I’ve made a demo video of how I made the map which you can watch here.
Once you’ve geo-located the information, you can export that new dataset from Google Refine (a tool used for cleaning data) to CartoDB or Tableau, and you can play around with colours and templates for visualisations and check that the embedding of the map works on the content management system of the site where you will publish the story – in our case the user experience was ruined a bit by the fact that on mobile it’s hard to navigate past the CartoDB map, you end up scrolling down deeper and deeper in the Atlantic Ocean inside the map.

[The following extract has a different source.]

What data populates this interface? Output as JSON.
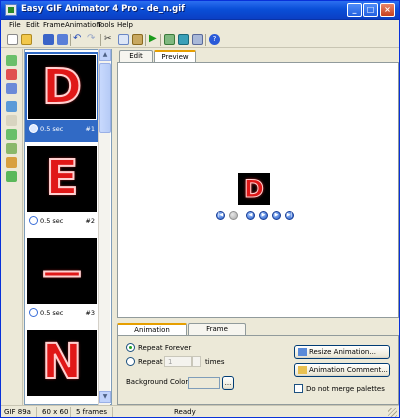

And so July came along and the plan was to start telling the shocking story of the extent to which South African mothers drink during pregnancy, but then I got stomach pain…
Appendix: Small data
After a strong start followed by an indifferent 37 year innings, my appendix, formerly associated with Media24’s Afrikaans news division, on Monday the 4th of July became the first member of the Code for South Africa Data Journalism Academy‘s second cohort to drop out and down web tools indefinitely.
It was last seen around 14.00 in the Cape Town Mediclinic.
Now, three small scars on my lower abdomen speak to the wonders of science and progress while the itimised bill speaks to the horror of life without a comprehensive medical fund.
The surgeon who was tasked with removing the infected organ was singing the praises of the News24 app as I was being prepared for the procedure by a nurse named Hugo. The doc spoke with great urgency and surprisingly deep knowledge of monetising digital content in the mobile age, when the drugs knocked me out and I lost consciousness at hearing the word ‘paywall’, allowing me rare insight into what it must feel like to be an elderly board member of a modern media company in the teeth of disruption.
Reading up on the appendix, one discovers a larger, cautionary tale of not over-estimating one’s importance to those around you in this life: “Although the appendix is a part of your gastrointestinal tract, it’s a vestigial organ. This means that it provides no vital function and that you may live a normal, healthy life without it,” reports healthline.com.
“Indeed, we’re all an appendix to someone,” I share with nurse Hugo, who fails to respond.
The data angle on this story is thin other than to say; one down, none to go.